The question remains on how to access all of this data in the PAW; access to electronic media will obviously be much more challenging. My thought is that short of an all-out nuclear exchange (in which case EMP would have destroyed most of the electronically stored data anyway), our technical deevolution won't happen overnight. A procedure would need to be established within this "grace period" while we still have access to electronically stored data, to get as much of it transcribed as possible to book/scroll form. Any surviving printers and photocopiers would of course be pressed into service for this purpose.
My 0.02.
SpaceTyrant
BTW, you know Demonoid is back up?
Books can be a part of the solution, but books can burn.
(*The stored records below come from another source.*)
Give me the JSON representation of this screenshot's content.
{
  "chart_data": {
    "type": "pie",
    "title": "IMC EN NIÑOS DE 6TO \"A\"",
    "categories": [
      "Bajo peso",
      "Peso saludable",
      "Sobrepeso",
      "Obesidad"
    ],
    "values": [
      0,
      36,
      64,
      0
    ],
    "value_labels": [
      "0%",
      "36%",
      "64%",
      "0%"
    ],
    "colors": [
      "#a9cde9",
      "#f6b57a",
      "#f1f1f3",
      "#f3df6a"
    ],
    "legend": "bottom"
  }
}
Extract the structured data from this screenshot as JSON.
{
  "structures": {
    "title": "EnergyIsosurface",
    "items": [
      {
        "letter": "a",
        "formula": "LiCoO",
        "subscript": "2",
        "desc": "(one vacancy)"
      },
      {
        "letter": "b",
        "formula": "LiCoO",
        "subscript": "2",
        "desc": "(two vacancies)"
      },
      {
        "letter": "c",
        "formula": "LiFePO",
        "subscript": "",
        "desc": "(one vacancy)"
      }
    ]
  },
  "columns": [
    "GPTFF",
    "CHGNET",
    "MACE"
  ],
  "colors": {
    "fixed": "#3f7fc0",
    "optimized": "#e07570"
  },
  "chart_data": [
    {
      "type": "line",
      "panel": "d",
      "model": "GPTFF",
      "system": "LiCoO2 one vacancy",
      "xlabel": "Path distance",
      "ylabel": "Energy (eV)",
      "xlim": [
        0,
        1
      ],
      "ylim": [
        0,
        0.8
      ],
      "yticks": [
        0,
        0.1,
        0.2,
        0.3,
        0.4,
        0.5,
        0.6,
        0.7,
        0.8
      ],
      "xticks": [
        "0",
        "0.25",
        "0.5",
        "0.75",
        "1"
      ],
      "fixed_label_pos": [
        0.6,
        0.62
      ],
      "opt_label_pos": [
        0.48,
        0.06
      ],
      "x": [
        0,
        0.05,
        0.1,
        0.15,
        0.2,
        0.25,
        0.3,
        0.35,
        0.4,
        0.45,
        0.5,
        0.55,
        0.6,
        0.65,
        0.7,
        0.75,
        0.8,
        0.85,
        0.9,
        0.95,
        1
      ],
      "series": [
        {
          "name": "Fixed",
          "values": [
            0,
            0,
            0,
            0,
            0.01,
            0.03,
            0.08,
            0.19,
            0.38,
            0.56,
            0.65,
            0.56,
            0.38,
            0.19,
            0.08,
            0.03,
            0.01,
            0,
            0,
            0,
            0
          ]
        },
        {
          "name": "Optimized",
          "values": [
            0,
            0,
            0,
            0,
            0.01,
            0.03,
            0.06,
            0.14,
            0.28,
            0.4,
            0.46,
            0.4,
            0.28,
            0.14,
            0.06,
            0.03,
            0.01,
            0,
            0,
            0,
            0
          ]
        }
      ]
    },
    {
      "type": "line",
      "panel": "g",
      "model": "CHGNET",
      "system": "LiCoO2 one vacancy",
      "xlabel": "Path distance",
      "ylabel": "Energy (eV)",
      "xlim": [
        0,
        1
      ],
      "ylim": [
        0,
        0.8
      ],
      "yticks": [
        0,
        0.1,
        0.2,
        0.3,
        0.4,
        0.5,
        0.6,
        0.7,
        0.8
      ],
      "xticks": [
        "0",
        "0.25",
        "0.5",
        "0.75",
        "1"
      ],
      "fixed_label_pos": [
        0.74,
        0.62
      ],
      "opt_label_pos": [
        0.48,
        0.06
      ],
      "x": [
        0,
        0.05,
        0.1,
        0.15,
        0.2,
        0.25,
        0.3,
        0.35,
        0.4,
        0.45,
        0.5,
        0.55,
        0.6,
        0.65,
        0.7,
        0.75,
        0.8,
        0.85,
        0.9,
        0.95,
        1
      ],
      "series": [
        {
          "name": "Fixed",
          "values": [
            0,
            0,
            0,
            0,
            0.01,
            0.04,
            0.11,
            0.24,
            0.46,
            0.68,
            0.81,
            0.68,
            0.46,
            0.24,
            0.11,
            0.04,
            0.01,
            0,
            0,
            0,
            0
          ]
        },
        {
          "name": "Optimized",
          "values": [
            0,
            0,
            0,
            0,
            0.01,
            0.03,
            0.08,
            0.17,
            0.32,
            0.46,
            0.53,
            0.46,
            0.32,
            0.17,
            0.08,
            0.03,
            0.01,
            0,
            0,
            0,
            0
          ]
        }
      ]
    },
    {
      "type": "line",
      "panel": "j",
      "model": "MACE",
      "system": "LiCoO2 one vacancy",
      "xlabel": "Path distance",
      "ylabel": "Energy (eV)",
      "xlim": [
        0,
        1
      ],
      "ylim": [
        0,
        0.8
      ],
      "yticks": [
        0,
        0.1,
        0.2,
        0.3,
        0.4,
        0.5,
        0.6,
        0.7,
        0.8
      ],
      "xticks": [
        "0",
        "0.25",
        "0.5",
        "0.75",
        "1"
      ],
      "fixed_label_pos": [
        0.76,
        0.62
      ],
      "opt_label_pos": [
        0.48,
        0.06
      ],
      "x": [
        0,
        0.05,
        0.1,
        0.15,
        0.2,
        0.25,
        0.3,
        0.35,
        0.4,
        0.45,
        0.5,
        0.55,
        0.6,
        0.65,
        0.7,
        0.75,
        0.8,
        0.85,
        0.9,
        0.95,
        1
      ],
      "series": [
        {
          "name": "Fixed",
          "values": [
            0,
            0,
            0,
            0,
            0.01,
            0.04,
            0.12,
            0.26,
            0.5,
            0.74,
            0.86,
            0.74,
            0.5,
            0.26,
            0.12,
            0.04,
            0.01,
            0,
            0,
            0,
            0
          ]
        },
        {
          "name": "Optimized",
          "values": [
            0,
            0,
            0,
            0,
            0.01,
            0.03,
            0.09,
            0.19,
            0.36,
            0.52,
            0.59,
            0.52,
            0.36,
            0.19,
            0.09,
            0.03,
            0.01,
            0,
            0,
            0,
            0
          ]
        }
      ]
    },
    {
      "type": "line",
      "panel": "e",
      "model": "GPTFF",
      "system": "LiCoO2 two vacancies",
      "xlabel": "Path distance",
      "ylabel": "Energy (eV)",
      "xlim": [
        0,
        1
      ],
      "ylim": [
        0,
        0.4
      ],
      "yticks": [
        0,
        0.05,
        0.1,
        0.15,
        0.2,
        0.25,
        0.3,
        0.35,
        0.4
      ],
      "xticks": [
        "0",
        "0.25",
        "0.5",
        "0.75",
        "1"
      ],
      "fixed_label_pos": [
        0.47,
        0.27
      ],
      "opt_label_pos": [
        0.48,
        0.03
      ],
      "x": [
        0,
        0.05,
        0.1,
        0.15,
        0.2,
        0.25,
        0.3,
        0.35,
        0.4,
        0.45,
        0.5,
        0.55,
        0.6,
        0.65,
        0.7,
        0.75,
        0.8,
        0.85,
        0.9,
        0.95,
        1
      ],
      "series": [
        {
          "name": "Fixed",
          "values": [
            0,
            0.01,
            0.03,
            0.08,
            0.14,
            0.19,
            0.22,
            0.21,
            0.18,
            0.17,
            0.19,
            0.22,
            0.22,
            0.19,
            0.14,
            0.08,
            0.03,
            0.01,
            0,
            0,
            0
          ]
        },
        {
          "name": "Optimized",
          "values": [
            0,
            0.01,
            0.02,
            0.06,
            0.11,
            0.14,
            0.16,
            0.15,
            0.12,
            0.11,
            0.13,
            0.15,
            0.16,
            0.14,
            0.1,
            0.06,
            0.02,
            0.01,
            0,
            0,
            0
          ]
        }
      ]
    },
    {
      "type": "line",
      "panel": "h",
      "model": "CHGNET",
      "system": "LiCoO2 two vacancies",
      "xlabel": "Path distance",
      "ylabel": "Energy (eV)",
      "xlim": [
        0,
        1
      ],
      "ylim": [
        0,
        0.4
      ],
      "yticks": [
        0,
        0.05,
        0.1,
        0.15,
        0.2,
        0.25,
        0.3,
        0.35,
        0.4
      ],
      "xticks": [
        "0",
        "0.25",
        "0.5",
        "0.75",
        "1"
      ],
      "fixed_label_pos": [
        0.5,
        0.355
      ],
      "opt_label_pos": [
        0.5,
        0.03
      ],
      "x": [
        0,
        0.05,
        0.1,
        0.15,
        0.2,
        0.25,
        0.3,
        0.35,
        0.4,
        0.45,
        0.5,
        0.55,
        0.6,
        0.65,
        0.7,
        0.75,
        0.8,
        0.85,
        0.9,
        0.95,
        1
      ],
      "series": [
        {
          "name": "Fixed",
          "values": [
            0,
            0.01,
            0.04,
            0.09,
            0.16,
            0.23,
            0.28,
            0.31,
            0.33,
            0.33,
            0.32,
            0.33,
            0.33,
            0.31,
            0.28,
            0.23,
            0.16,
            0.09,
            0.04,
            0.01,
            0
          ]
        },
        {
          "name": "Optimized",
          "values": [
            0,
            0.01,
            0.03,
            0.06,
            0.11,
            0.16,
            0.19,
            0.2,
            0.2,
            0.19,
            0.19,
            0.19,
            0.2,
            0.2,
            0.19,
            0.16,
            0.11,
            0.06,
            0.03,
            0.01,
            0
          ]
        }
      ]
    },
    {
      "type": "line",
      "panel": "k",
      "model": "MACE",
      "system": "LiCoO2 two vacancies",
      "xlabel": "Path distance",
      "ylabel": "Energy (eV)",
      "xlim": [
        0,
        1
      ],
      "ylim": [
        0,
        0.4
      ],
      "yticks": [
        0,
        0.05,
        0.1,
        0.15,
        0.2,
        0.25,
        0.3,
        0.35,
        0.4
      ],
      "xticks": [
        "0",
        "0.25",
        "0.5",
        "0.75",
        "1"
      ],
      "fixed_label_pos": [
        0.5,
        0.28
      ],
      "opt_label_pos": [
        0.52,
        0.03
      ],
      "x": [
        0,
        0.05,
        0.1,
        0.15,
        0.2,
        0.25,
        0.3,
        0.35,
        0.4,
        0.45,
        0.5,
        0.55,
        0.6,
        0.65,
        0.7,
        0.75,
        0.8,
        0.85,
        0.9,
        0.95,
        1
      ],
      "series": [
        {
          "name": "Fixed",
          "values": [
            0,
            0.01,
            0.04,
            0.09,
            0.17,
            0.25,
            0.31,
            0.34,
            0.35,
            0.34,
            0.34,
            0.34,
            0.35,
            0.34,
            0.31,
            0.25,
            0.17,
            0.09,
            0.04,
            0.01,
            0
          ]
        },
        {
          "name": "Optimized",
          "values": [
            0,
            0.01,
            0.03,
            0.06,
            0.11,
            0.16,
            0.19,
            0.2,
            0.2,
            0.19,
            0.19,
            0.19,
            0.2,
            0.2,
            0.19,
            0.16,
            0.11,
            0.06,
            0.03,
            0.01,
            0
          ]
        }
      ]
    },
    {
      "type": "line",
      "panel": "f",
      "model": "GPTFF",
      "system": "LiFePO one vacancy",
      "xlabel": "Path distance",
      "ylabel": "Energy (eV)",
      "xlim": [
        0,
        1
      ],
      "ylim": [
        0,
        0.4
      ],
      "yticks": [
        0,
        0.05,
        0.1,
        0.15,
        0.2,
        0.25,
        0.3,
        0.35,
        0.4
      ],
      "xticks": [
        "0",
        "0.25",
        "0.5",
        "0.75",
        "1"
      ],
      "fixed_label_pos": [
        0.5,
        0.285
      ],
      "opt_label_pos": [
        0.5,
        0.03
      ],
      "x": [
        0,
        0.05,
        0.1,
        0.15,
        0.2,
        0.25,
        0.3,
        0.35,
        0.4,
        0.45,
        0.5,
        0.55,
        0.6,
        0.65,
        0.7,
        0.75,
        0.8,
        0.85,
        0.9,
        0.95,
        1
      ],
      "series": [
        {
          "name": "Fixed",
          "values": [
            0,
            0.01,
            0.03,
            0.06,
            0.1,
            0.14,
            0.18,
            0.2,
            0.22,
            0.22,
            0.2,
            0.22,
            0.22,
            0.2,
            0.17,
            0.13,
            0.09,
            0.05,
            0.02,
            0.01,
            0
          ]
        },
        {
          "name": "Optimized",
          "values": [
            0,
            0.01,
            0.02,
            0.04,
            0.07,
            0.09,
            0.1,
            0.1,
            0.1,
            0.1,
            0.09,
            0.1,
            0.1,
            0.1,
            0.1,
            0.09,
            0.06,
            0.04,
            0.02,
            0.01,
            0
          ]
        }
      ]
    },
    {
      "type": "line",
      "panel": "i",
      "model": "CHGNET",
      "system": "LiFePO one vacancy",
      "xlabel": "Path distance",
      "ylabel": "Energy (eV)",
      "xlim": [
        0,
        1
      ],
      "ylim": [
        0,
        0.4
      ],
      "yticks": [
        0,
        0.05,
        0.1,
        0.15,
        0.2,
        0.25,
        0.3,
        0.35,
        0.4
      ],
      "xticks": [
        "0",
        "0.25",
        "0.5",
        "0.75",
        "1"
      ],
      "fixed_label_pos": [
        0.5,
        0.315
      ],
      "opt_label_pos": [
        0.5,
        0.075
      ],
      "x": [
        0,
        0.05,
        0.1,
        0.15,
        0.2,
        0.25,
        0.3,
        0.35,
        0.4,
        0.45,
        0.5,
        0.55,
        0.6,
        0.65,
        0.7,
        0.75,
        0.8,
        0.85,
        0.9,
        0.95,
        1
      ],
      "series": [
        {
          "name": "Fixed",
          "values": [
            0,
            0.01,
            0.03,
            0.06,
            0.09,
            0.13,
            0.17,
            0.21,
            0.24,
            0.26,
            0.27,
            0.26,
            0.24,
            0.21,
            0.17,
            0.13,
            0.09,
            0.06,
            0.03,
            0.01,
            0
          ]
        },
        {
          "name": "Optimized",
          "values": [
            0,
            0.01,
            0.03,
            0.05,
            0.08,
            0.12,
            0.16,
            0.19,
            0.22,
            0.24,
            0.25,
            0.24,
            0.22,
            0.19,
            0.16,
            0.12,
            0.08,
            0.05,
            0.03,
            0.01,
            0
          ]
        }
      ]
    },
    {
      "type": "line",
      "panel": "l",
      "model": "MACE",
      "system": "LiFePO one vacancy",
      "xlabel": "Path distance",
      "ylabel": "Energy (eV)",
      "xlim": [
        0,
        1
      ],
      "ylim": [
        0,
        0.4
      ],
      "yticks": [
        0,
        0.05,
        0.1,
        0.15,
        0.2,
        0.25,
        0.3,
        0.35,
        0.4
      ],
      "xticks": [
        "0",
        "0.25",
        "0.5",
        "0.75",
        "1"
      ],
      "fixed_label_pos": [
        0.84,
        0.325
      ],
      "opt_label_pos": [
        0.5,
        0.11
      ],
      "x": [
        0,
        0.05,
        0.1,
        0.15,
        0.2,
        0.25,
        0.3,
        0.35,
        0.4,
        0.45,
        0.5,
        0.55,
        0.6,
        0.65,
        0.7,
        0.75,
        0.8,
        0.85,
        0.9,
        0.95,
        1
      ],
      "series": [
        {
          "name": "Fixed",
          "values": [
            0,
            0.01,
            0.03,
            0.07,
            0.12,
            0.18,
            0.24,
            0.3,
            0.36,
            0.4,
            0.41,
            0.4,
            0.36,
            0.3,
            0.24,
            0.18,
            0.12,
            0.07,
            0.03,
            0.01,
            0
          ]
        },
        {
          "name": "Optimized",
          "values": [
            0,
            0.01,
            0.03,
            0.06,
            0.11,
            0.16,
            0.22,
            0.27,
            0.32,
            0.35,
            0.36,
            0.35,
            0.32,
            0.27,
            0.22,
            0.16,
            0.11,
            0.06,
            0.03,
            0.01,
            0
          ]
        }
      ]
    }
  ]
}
For backup purposes they should also be scanned and composed into PDFs.
jor-el wrote:If you genuinely want civilization to fail go somewhere like DU.
jor-el wrote:Each time the technology changes, there's usually some process that would allow conversion of files to a new format. Someone would have to be around to bridge the gap.
Hatch wrote:I am not dead set against anything. I'm just pointing out the real challenges to electronic data storage for long term archival. You have to define a problem before you can develop the solution.
In my previous post I suggested several possible means of long term storage of electronic data.
The problem I see here is that you aren't seeing the scope of what you are proposing. You're talking about storing data in PDF on a hard drive and calling it Alexandria II. In 100 years, will PDF still be a readable format? Will the hard drive be able to be plugged into a computer to be read? Look how much computer hardware interfaces have changed in 20 years, and extrapolate the problem to 100 or 1000 years.
Say I discovered one of the first hard drives ever manufactured in the basement of a university, along with notes or documents to suggest that it contained valuable scientific research. First, no modern computer would have an interface to plug it in, so I'd have to build an interface adapter (provided I could find specs for the old interface) or I would have to cobble together scavenged antique computer hardware to read the disk.
Provided I can connect the disk and it spins up, I now have to read the data from it. If the documents were written in an antique proprietary format, that might be a big problem. And we're only talking about the span of decades here.
So I'm not naysaying just to aggravate, I'm trying to point out the real challenges to what you propose, so that real solutions might be discussed.